Miss Lydia entendit peut-être cet éloge naïf de sa beauté et s'en effaroucha, car elle descendit presque aussitôt dans sa chambre. Bientôt après Orso se retira de son côté. Dès qu'il eut quitté le tillac, la femme de chambre remonta, et, après avoir fait subir un interrogatoire au matelot, rapporta les renseignements suivants à sa maîtresse: la ballata interrompue par la présence d'Orso avait été composée à l'occasion de la mort du colonel della Rebbia, père du susdit, assassiné il y avait deux ans. Le matelot ne doutait pas qu'Orso ne revînt en Corse pour faire la vengeance, c'était son expression, et affirmait qu'avant peu on verrait de la viande fraîche dans le village de Pietranera. Traduction faite de ce terme national, il résultait que le seigneur Orso se proposait d'assassiner deux ou trois personnes soupçonnées d'avoir assassiné son père, lesquelles, à la vérité, avaient été recherchées en justice pour ce fait, mais s'étaient trouvées blanches comme neige attendu qu'elles avaient dans leur manche juges, avocats, préfets et gendarmes.
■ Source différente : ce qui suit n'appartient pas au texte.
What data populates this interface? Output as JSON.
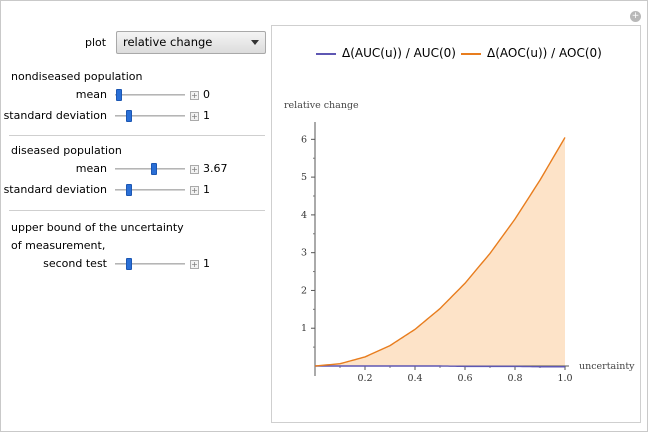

«Il n'y a pas de justice en Corse, ajoutait le matelot, et je fais plus de cas d'un bon fusil que d'un conseiller à la cour royale. Quand on a un ennemi, il faut choisir entre les trois S.[6]«
Ces renseignements intéressants changèrent d'une façon notable les manières et les dispositions de miss Lydia à l'égard du lieutenant della Rebbia. Dès ce moment il était devenu un personnage aux yeux de la romanesque Anglaise. Maintenant cet air d'insouciance, ce ton de franchise et de bonne humeur, qui d'abord l'avaient prévenue défavorablement, devenaient pour elle un mérite de plus, car c'était la profonde dissimulation d'une âme énergique, qui ne laisse percer à l'extérieur aucun des sentiments qu'elle renferme. Orso lui parut une espèce de Fiesque, cachant de vastes desseins sous une apparence de légèreté; et, quoiqu'il soit moins beau de tuer quelques coquins que de délivrer sa patrie, cependant une belle vengeance est belle; et d'ailleurs les femmes aiment assez qu'un héros ne soit pas homme politique. Alors seulement miss Nevil remarqua que le jeune lieutenant avait de fort grands yeux, des dents blanches, une taille élégante, de l'éducation et quelque usage du monde. Elle lui parla souvent dans la journée suivante, et sa conversation l'intéressa. Il fut longuement questionné sur son pays, et il en parlait bien. La Corse, qu'il avait quittée fort jeune, d'abord pour aller au collège, puis à l'école militaire, était restée dans son esprit parée de couleurs poétiques. Il s'animait en parlant de ses montagnes, de ses forêts, des coutumes originales de ses habitants. Comme on peut le penser, le mot de vengeance se présenta plus d'une fois dans ses récits, car il est impossible de parler des Corses sans attaquer ou sans justifier leur passion proverbiale. Orso surprit un peu miss Nevil en condamnant d'une manière générale les haines interminables de ses compatriotes. Chez les paysans, toutefois, il cherchait à les excuser, et prétendait que la vendette est le duel des pauvres. «Cela est si vrai, disait-il, qu'on ne s'assassine qu'après un défi en règle. Garde-toi, je me garde, telles sont les paroles sacramentelles qu'échangent des ennemis avant de se tendre des embuscades l'un à l'autre. Il y a plus d'assassinats chez nous, ajoutait-il, que partout ailleurs; mais jamais vous ne trouverez une cause ignoble à ces crimes. Nous avons, il est vrai, beaucoup de meurtriers, mais pas un voleur.»
Lorsqu'il prononçait les mots de vengeance et de meurtre, miss Lydia le regardait attentivement, mais sans découvrir sur ses traits la moindre trace d'émotion. Comme elle avait décidé qu'il avait la force d'âme nécessaire pour se rendre impénétrable à tous les yeux, les siens exceptés, bien entendu, elle continua de croire fermement que les mânes du colonel della Rebbia n'attendraient pas longtemps la satisfaction qu'ils réclamaient.